When this started happening, a number of companies in A's situation felt that their opponents were playing dirty. Worse, they felt that Google, in selling their trademarked company or product name, was violating their right to control those words, which they owned. So, of course, they sued Google.

Trademark law, fundamentally, balances the need of a company to develop a brand and the need of consumers to know the source of a product (important when evaluating aspects such as quality or reliability) against constitutionally-protected free speech.

The first court to hear this challenge to Google's practice felt that Google was balancing free speech and trademark rights in an acceptable manner. The plaintiff appealed, and the Second Circuit this week overruled the lower court's decision. In seeking a middle-ground, however, the Second Circuit muddied the waters.

Today's ruling does not say that buying or selling a trademark as a search keyword necessarily infringes the trademark. The trademark owner still must prove that consumers are confused. The Second Circuit seemed to think that was shield enough for the likes of Google.

But this ignores the financial realities of litigation, and how those realities condition the business decisions of intermediaries. Google and advertisers who participate in the AdWords program have been targeted nationwide in a large number of lawsuits.
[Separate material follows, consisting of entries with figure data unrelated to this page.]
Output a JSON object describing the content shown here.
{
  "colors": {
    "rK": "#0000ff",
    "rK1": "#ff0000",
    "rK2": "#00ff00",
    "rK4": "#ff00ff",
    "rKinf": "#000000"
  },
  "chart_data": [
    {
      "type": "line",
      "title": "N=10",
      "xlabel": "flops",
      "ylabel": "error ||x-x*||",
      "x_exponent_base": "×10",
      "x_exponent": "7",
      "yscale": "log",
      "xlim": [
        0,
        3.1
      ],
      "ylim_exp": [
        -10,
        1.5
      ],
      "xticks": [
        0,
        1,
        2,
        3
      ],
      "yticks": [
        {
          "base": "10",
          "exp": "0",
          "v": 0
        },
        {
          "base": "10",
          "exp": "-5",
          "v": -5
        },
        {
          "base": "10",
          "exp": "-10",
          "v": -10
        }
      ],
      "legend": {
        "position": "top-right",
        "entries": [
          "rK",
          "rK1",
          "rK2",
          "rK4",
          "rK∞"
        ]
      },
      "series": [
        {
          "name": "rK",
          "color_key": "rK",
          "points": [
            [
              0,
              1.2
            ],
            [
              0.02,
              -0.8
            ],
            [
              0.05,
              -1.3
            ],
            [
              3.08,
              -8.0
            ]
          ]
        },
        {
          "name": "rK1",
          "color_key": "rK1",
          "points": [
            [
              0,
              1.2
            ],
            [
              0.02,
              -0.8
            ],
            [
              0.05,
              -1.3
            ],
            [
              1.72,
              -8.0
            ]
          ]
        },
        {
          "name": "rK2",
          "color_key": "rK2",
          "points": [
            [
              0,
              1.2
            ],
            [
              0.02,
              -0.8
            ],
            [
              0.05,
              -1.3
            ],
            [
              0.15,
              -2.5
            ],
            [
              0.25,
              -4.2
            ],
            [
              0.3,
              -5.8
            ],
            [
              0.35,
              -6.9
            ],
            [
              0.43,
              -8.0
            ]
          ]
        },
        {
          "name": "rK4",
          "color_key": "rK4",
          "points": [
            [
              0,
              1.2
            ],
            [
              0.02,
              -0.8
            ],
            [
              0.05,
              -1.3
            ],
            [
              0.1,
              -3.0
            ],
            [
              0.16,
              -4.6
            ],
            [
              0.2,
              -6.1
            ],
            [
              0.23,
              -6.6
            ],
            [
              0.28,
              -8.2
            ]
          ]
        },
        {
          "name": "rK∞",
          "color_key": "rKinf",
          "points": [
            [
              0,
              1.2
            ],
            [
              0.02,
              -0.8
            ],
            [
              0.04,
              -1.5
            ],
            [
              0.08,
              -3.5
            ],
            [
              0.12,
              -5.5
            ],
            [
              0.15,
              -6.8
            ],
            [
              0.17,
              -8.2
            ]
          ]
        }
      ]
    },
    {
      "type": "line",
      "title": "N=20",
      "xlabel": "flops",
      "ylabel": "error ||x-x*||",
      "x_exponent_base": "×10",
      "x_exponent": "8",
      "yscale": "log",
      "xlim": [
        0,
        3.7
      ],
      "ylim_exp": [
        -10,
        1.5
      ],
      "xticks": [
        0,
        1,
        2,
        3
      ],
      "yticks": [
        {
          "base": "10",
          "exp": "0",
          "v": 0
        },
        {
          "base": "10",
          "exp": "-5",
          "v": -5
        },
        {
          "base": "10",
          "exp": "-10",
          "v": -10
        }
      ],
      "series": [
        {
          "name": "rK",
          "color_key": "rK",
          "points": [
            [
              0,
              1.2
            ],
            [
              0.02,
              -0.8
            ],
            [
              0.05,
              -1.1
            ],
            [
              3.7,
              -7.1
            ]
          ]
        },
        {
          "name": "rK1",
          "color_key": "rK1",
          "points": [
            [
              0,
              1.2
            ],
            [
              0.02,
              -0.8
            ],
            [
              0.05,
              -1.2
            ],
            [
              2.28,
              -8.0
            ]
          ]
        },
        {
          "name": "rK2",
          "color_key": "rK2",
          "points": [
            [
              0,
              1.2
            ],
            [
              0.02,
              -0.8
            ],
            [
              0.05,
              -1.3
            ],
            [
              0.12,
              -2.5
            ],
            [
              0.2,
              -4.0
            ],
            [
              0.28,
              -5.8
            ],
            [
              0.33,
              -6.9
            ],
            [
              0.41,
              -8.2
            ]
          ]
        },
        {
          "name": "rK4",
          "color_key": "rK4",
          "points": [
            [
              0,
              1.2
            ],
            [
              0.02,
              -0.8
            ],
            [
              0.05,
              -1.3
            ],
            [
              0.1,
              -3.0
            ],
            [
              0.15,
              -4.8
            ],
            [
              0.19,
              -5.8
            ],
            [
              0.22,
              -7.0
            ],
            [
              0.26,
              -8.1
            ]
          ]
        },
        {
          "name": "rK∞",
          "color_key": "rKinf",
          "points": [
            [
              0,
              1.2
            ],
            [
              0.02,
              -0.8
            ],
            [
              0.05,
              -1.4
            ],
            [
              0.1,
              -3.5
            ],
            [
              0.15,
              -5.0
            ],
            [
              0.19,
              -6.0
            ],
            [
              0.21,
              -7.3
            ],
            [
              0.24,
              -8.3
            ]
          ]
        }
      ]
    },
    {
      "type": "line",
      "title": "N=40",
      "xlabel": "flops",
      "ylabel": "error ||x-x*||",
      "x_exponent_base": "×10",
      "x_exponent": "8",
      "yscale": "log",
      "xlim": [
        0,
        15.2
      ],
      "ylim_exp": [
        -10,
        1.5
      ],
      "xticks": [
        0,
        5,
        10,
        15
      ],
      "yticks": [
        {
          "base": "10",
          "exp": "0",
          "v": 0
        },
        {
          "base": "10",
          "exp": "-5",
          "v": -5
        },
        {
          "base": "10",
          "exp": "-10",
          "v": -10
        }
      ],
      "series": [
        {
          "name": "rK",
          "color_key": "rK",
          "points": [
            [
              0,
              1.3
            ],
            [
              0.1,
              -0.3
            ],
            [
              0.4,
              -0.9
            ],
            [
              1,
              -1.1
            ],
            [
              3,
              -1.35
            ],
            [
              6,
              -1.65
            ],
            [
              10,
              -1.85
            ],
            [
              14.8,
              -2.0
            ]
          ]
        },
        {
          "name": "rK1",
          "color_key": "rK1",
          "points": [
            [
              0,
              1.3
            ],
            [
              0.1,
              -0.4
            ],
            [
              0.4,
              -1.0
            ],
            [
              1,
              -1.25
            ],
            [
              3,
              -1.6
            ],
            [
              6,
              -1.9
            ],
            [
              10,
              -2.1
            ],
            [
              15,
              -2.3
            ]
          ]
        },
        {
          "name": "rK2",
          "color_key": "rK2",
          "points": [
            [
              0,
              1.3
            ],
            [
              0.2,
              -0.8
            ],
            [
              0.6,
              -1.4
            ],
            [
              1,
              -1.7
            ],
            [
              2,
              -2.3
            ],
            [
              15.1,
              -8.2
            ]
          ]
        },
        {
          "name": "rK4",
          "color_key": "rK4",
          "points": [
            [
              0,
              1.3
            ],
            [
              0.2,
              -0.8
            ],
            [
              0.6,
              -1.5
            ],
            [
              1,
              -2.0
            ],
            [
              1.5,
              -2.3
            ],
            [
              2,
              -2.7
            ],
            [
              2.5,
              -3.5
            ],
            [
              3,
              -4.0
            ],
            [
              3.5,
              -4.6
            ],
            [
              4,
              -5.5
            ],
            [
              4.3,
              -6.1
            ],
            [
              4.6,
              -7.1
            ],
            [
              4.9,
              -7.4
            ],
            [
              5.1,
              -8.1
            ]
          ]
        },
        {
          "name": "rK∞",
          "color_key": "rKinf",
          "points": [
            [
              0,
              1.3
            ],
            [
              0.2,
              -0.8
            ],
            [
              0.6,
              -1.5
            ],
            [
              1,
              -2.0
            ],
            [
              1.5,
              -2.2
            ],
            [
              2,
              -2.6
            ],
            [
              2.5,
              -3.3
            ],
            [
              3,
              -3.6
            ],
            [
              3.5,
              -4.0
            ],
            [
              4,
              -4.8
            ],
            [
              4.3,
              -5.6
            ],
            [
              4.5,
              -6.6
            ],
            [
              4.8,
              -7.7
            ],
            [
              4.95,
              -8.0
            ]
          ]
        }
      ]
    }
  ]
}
The Second Circuit's ruling today makes it difficult for these defendants to get rid of these cases on purely legal grounds. Litigating a trademark case past this point, to summary judgement or trial, requires a substantial financial investment that most companies simply won’t want to make, even if they are confident they will win in the end. (Witness Blockshopper’s decision last month to settle with Jones Day after BlockShopper lost its motion to dismiss Jones Day’s trademark suit, even though the case was was widely ridiculed as preposterous.)